Understanding Relational Database Normalization
In a nutshell, building a "good" optimized, relational database is mostly about normalization. Once you understand the basic principles of normalization, SQL Server should be able to manage your data more efficiently, the applications you write should be able to return data more efficiently, and you'll find it a lot easier to protect your database's data and relational integrity.
So, what is "normalization" and how does it help performance and all that other good stuff? Well, normalization is simply the set of relational database techniques developed to efficiently organize the information you want to manage in a relational database. The academics talk about (at least) five "normal forms," but most database designers stick to the first three forms and seldom go further. The benefit of implementing further levels is usually not that great when compared to the costs—especially in smaller databases.
Here are basic tenants of the first three normal forms.
Don't define duplicate columns in the same table. Each column in a table should contain "different" information. This does not mean avoiding use of identical column names (that's prohibited by the SQL engine), but it does mean that any two columns should not store basically the same information. For example, don't create a table with two or more addresses for a customer (such as a home and business address), as shown in Figure 3.1. The solution to this problem is best implemented by the second normal form.
Figure 3.1 Unnormalized Customers table.
All attributes (columns) in a table that are not dependent on the primary key must be eliminated. This means you need to create a separate table for each logical group of data and identify each row with a unique set of columns (its own primary key). In this case, create a separate Addresses table and connect the two tables together with their primary keys, as shown in Figure 3.2.
Figure 3.2 Normalized Customers and Addresses tables.
- Third normal: Tables cannot include duplicate information. For example, if two tables require a common field, a separate table should be created to manage that column. Our basic design already conforms to the third normal form. However, as an example, take a look at the Biblio database. In this case, I created a TitleAuthor table that contains fields common to the Titles and Authors table.
No, this is not an in-depth discussion of normalization or relational theory, but it's enough to get you started. It's also important to know that many database developers bend these rules from time to time to get more efficiency out of their databases. Sometimes, they add a bit more detail for an entity in a parent table, so it's not always necessary to JOIN to another table just to get one or two bits of information. Yes, these changes mean that the data must be kept current in two different tables, and if someone else comes along and does not realize what's going on....
Understand as well that stored procedures or object-based approaches can (and do) help resolve these issues. By blocking direct access to base tables, developers can write server-side code to dereference the data in the base tables and get away with some tactics that would cause quite a bit of trouble if direct table access were permitted.

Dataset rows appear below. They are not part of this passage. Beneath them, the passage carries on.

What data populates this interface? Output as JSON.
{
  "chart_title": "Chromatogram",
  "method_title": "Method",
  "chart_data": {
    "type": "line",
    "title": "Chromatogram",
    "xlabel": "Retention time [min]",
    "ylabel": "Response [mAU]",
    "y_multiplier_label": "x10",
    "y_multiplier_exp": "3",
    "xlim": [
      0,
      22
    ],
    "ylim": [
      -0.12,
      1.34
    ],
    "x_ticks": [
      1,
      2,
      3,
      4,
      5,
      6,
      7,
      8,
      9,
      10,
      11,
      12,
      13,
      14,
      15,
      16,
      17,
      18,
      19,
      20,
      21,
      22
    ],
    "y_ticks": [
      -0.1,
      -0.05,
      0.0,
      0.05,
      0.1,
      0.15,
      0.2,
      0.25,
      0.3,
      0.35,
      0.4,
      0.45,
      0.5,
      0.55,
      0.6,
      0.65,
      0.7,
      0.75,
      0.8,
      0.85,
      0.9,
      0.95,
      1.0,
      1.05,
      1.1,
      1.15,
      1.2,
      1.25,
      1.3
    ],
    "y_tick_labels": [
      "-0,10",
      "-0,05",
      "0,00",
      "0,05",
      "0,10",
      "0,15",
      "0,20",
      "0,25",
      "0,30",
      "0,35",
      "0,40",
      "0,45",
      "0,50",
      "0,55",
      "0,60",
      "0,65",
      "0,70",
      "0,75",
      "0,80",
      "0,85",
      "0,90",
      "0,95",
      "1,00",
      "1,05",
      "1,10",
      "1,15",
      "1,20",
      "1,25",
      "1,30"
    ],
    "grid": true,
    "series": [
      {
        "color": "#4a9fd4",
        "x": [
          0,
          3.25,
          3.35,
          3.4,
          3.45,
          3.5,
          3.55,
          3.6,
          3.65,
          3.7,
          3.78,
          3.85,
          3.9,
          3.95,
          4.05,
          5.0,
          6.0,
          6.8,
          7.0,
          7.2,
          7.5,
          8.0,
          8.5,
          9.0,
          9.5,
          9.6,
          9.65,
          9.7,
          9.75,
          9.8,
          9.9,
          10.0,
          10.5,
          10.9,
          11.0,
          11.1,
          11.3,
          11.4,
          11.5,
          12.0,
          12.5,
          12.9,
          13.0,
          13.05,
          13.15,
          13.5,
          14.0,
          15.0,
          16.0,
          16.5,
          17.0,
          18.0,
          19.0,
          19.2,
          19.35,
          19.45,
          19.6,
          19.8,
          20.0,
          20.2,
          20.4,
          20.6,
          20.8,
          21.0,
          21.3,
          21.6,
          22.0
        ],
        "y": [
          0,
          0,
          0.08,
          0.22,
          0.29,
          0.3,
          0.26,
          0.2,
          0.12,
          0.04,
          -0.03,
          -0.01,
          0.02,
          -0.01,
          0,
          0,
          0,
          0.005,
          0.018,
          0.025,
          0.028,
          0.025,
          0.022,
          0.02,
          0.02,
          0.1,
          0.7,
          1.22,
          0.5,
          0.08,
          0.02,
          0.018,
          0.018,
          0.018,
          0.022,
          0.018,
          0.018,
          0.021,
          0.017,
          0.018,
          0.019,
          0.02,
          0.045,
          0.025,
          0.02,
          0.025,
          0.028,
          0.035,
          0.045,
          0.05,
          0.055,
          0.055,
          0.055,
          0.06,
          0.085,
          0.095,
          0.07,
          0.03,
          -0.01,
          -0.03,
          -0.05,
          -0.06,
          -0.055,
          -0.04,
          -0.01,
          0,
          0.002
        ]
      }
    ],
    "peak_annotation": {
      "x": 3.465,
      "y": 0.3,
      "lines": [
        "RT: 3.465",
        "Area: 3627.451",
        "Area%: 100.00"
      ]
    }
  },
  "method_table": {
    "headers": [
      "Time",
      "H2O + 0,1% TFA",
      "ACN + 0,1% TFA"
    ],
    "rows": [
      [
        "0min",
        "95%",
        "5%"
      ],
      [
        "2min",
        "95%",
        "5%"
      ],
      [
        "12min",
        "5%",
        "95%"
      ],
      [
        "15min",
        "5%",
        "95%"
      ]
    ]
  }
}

Once you have decided what tables you need, you need to use one of the SQL Server or Visual Studio tools to create them (as I illustrate in Chapter 4, "Getting Started with Visual Studio"). But before doing that, I often draw these tables on a whiteboard, which makes it easier to "see" how the data is to be stored and how the tables are related. In Visual Studio, you can use the database diagramming tool to help at this phase, and the ink does not stain your fingers as much.